Шрифт:
Интервал:
Закладка:
Очень сложно что-нибудь делать, когда делать нечего.
Вдруг я как заору:
— Придумал!
— Чего придумал? — спрашивает Вовка.
— Давай шапки стирать!
— Какие шапки?
Я весь шкаф перерыл, пока шапку нашел. А Вовка смотрел и все спрашивал: «Ты умеешь стирать? Ты умеешь стирать?»

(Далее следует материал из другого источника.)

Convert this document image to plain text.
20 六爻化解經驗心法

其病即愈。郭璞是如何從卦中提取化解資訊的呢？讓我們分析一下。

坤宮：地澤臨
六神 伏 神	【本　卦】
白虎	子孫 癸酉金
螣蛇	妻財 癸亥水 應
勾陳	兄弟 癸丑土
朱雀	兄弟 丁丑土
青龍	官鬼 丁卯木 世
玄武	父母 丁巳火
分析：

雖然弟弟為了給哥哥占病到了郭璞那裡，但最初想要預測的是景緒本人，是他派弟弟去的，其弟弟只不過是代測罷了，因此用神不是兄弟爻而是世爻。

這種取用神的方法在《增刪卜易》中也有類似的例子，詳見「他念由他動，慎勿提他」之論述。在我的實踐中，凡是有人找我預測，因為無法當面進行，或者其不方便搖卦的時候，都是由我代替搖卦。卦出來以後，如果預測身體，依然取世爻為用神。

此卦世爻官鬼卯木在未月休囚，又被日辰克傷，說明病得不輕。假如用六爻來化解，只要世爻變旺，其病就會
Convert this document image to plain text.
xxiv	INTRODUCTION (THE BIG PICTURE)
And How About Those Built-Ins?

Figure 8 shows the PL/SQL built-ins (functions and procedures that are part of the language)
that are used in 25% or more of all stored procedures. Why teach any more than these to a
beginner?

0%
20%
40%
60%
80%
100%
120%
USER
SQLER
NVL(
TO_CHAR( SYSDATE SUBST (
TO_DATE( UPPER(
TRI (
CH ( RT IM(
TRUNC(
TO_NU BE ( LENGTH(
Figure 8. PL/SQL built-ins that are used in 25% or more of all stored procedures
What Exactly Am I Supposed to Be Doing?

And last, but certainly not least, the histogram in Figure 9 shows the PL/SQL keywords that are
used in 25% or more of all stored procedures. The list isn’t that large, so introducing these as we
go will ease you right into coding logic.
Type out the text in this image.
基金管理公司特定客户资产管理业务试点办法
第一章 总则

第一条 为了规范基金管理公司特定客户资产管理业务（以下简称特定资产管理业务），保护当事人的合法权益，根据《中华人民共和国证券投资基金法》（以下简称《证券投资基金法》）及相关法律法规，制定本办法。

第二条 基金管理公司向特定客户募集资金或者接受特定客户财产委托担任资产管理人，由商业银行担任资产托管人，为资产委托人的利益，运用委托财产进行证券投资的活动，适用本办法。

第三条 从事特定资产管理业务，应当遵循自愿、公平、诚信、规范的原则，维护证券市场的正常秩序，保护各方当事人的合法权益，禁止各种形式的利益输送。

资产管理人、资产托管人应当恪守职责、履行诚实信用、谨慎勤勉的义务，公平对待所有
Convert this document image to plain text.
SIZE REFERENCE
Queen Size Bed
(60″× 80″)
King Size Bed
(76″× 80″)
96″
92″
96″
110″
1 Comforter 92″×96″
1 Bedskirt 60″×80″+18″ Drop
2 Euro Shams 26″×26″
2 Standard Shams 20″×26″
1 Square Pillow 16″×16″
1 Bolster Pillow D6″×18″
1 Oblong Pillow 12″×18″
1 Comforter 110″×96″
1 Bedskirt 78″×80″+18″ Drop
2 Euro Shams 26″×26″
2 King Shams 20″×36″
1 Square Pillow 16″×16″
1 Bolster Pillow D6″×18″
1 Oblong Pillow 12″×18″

— Да чего тут уметь, — говорю. — Гляди! Меховая, лохматая! Кое-где, правда, потерлась. Вокруг головы. А так почти новая шапка. Только сзади прореха. И спереди. И дыра сбоку. Не так чтоб большая дыра. Но заметно. Когда очень близко подходишь. А издалека не видно. Хоть целый день смотри. Скоро лето. Потом будет осень. А после зима. Постираем мы наши шапки. Зима подойдет. И мы будем ходить в чистых шапках!
— У меня ведь с собой нет шапки, — говорит Вовка.
— А это что?
— Это фуражка.
— Сначала мою, — говорю, — постираем, а потом твою постираем.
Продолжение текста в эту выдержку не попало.